「良性だと思う」という言葉を信じ、日常を取り戻そうとしていた矢先の、主治医からの突然の電話。告げられたのは「悪性星細胞腫グレード3」という現実でした。絶望の淵で妻と涙を流し、幼い娘の寝顔に胸を締め付けられた日々を経て、私が行き着いた「時間の使い方」についての記録です。

鳴り響いた予定外の電話。嫌な予感

手術から1ヶ月後の診察を待っていたある日、見知らぬ番号から電話が入りました。受話器の向こうからは、主治医の声。「病理検査の結果が出たから、予定を早めて診察に来られないかな?」

その一言で、心臓の鼓動が早くなるのを感じました。術後は「良性の所見だと思う」と言われていたのに……。信じたくない、けれど否定できない不安が、じわじわと全身を侵食していきました。

診察室での告知、帰宅の車中での号泣

診察室で淡々と述べられた「悪性星細胞腫グレード3」という名の現実。あまりのショックに、私は現実逃避するように半笑いで妻の顔を見てしまいました。病院を出るまでは二人とも平然を装っていましたが、限界はすぐに訪れました。

帰路、赤信号で止まった瞬間に妻が泣き崩れ、道路脇に車を止めました。それにつられるように、私も声を上げて泣きました。ようやく、自分の身に起きたことを本当の意味で受け止めた瞬間でした。

「グレード3」という数字と向き合う日々

家に戻ってからは、憑かれたように「悪性星細胞腫」という言葉を検索し続けました。余命、予後、生存率……。暗い情報ばかりが目に付く中で、「グレード3でも寛解(かんかい)することがある」という一筋の光を見つけ、なんとか心を支えました。

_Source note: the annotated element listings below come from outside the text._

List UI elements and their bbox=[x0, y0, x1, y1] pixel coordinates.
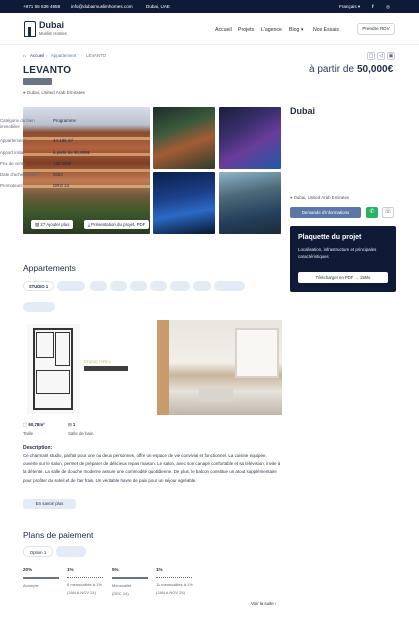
nav-agence[interactable]: L'agence bbox=[261, 27, 282, 33]
header-divider bbox=[0, 44, 419, 45]
apartments-heading: Appartements bbox=[23, 263, 76, 273]
brochure-title: Plaquette du projet bbox=[298, 234, 362, 241]
brochure-card: Plaquette du projet Localisation, infras… bbox=[290, 226, 396, 292]
tab-studio-1[interactable]: STUDIO 1 bbox=[23, 281, 54, 291]
rdv-button[interactable]: Prendre RDV bbox=[357, 23, 395, 35]
side-city: Dubai bbox=[290, 106, 316, 116]
photo-thumb[interactable] bbox=[219, 107, 281, 169]
pdf-button[interactable]: ⤓ Présentation du projet, PDF bbox=[84, 220, 150, 229]
tab-apartment[interactable] bbox=[193, 281, 211, 291]
payment-heading: Plans de paiement bbox=[23, 530, 94, 540]
breadcrumb-sep: › bbox=[81, 53, 83, 58]
facebook-icon[interactable]: f bbox=[372, 4, 374, 9]
tab-option-1[interactable]: Option 1 bbox=[23, 546, 53, 557]
tab-apartment[interactable] bbox=[214, 281, 245, 291]
tab-apartment[interactable] bbox=[130, 281, 147, 291]
tab-apartment[interactable] bbox=[110, 281, 127, 291]
payment-step: 20% Acompte bbox=[23, 567, 63, 588]
price-prefix: à partir de bbox=[309, 64, 355, 75]
interior-photo[interactable] bbox=[157, 320, 282, 415]
nav-projets[interactable]: Projets bbox=[238, 27, 254, 33]
page-title: LEVANTO bbox=[23, 65, 72, 76]
whatsapp-icon[interactable]: ✆ bbox=[366, 207, 378, 218]
photos-button[interactable]: ▧ 27 Ajouter plus bbox=[31, 220, 74, 229]
breadcrumb-category[interactable]: Appartement bbox=[51, 53, 76, 58]
price-value: 50,000€ bbox=[357, 64, 394, 75]
size-value: ⬚ 60,78m² bbox=[23, 422, 45, 427]
nav-blog[interactable]: Blog ▾ bbox=[289, 27, 303, 33]
print-icon[interactable]: ▣ bbox=[387, 52, 395, 60]
breadcrumb-current: LEVANTO bbox=[86, 53, 107, 58]
tab-apartment[interactable] bbox=[23, 302, 55, 312]
tab-apartment[interactable] bbox=[170, 281, 190, 291]
breadcrumb-sep: › bbox=[46, 53, 48, 58]
floor-plan-label: STUDIO TYPE 1 bbox=[84, 360, 111, 364]
instagram-icon[interactable]: ◎ bbox=[386, 4, 390, 10]
logo-name[interactable]: Dubai bbox=[39, 20, 64, 30]
bath-value: ⊟ 1 bbox=[68, 422, 76, 427]
tab-apartment[interactable] bbox=[90, 281, 107, 291]
share-icon[interactable]: ◁ bbox=[377, 52, 385, 60]
nav-essais[interactable]: Nos Essais bbox=[313, 27, 339, 33]
home-icon[interactable]: ⌂ bbox=[23, 53, 26, 58]
tab-option[interactable] bbox=[56, 546, 86, 557]
see-more-link[interactable]: Voir la suite › bbox=[251, 601, 276, 606]
brochure-download-button[interactable]: Télécharger en PDF → 15Mo bbox=[298, 272, 388, 283]
logo-subtitle: Muslim Homes bbox=[39, 30, 67, 36]
breadcrumb-home[interactable]: Accueil bbox=[30, 53, 44, 58]
save-icon[interactable]: ▢ bbox=[367, 52, 375, 60]
kv-row: Catégorie du bien immobilier Programme bbox=[0, 118, 76, 129]
floor-plan[interactable] bbox=[27, 324, 80, 414]
payment-step: 1% 11 mensualités à 1% (JAN A NOV 25) bbox=[156, 567, 193, 595]
description-text: Ce charmant studio, parfait pour une ou … bbox=[23, 453, 281, 483]
photo-thumb[interactable] bbox=[153, 107, 215, 169]
city-text: Dubai, UAE bbox=[146, 3, 171, 9]
top-bar: +971 55 636 4958 info@dubaimuslimhomes.c… bbox=[0, 0, 419, 13]
photo-thumb[interactable] bbox=[219, 172, 281, 234]
bath-label: Salle de bain bbox=[68, 431, 94, 436]
payment-step: 1% 6 mensualités à 1% (JAN A NOV 24) bbox=[67, 567, 103, 595]
photo-thumb[interactable] bbox=[153, 172, 215, 234]
nav-accueil[interactable]: Accueil bbox=[215, 27, 232, 33]
location: ⌖ Dubai, United Arab Emirates bbox=[23, 90, 85, 95]
floor-plan-info-bar bbox=[84, 366, 128, 371]
size-label: Taille bbox=[23, 431, 34, 436]
language-selector[interactable]: Français ▾ bbox=[339, 4, 360, 10]
brochure-desc: Localisation, infrastructure et principa… bbox=[298, 247, 377, 259]
payment-step: 5% Mensualité (DEC 24) bbox=[112, 567, 152, 596]
phone-icon[interactable]: ☏ bbox=[382, 207, 394, 218]
status-badge bbox=[23, 78, 52, 85]
phone-link[interactable]: +971 55 636 4958 bbox=[23, 4, 60, 9]
logo-icon[interactable] bbox=[24, 21, 36, 37]
description-title: Description: bbox=[23, 445, 53, 451]
info-request-button[interactable]: Demande d'informations bbox=[290, 207, 361, 218]
email-link[interactable]: info@dubaimuslimhomes.com bbox=[71, 4, 133, 9]
tab-apartment[interactable] bbox=[57, 281, 85, 291]
tab-apartment[interactable] bbox=[150, 281, 167, 291]
learn-more-button[interactable]: En savoir plus bbox=[23, 499, 76, 509]
side-location: ⌖ Dubai, United Arab Emirates bbox=[290, 195, 350, 200]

しかし、無邪気に遊ぶ娘の姿を見るたびに、涙が溢れて顔を見ることができない。そんな、張り裂けそうな数日間を過ごしました。

「時間は誰にでも限られている」という気づき

そんな絶望の底で、一つの考えていて思ったことがあります。「健常者であっても、病気であっても、人生の時間は等しく限られている」ということ。当たり前のはずの事実に、生まれて初めて心の底から気づかされたのです。

「泣いて過ごしても、笑って過ごしても、同じ1日」。

そう決意してからは、娘と思いっきり遊び、1年で2度もディズニーへ行きました。これからも、限られた時間を愛おしみ、大切に使い切ろうと思っています。